The key difference between the 2 models is that the main piece of the puzzle that you’re maintaining is the code itself. Whether you upload your code to Lambda via a ZIP file, or use a complete CI/CD workflow, the result is just a piece of code living in the cloud. The cloud provider, in this case Amazon, then takes care of the rest. What actually happens behind the scenes is eerily similar to the first model, in that the code itself does run on virtual machines that get automatically provisioned and scaled on your behalf, but you never need to worry about that. You don’t care whether it runs on Windows or Linux, you also don’t worry about software updates, OS-level security or backing up your VMs. The only piece you care about is your code.
So there’s a lot to be said for serverless, but is it the natural solution for all your cloud deployments? Here’s a summary of the key differences you need to keep in mind:
- Serverless deployments are more costly to implement. If you’re trying to convert an on-premise solution to a serverless one, then there’s no doubt that you’ll have to do a lot of refactoring. Serverless code is fundamentally different from traditional code because it has very limited access to the environment. You need to rely heavily on other cloud offerings like DynamoDB, S3, SNS and so on, instead of the file system.
- In the long run, serverless environments will be much easier to maintain. Once your deployment is done, the benefit is very real in the long run. Not having to care about auto-scaling, software updates, new versions of Linux or Windows, these are all things that will make your life a lot easier, and save you money in the long run. The less you’re responsible for, the less you have to worry about, and the whole idea behind serverless is to completely shift responsibility for the entire environment to the cloud provider, and leave you to worry only about your own code.
- Having less to maintain means higher reliability. The whole idea behind the cloud is that a large datacenter run by Amazon or Google is far better equipped to provide reliable, secure and scalable services than you could as a small or medium organization. This is doubly true for serverless, because you push more of this maintenance onto the cloud, namely the software stack.

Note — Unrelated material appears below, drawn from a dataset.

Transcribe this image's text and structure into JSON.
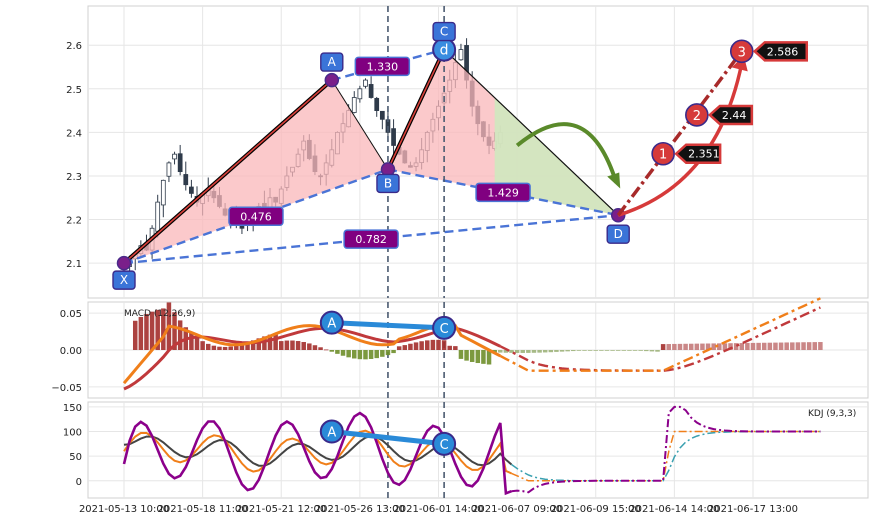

- You end up locked in a specific environment. Perhaps the biggest drawback is vendor lock-in. On top of the fact that it takes longer to refactor your application for the serverless cloud, you then end up with an architecture that is highly tailored to a specific cloud vendor. Moving a workload from one cloud VM to another cloud VM is trivial, but if you embrace serverless on AWS, it’s going to be very hard to move to Google or Azure down the line.
So, what’s the bottom line? Should you take advantage of the serverless cloud? This all depends on your needs, and there is no right answer for everyone. Serverless makes a lot of sense for cloud native workloads, things that are meant to be highly available and highly connected. If it’s a new application, then it’s even better since you can build it from the ground up to be serverless. Those types of architecture can see huge cost savings in the long run. If you’re dealing with legacy applications however, especially monolithic software that rely on specific environments or have a heavy dependence on the file system, then it’s likely not going to do well as a serverless app.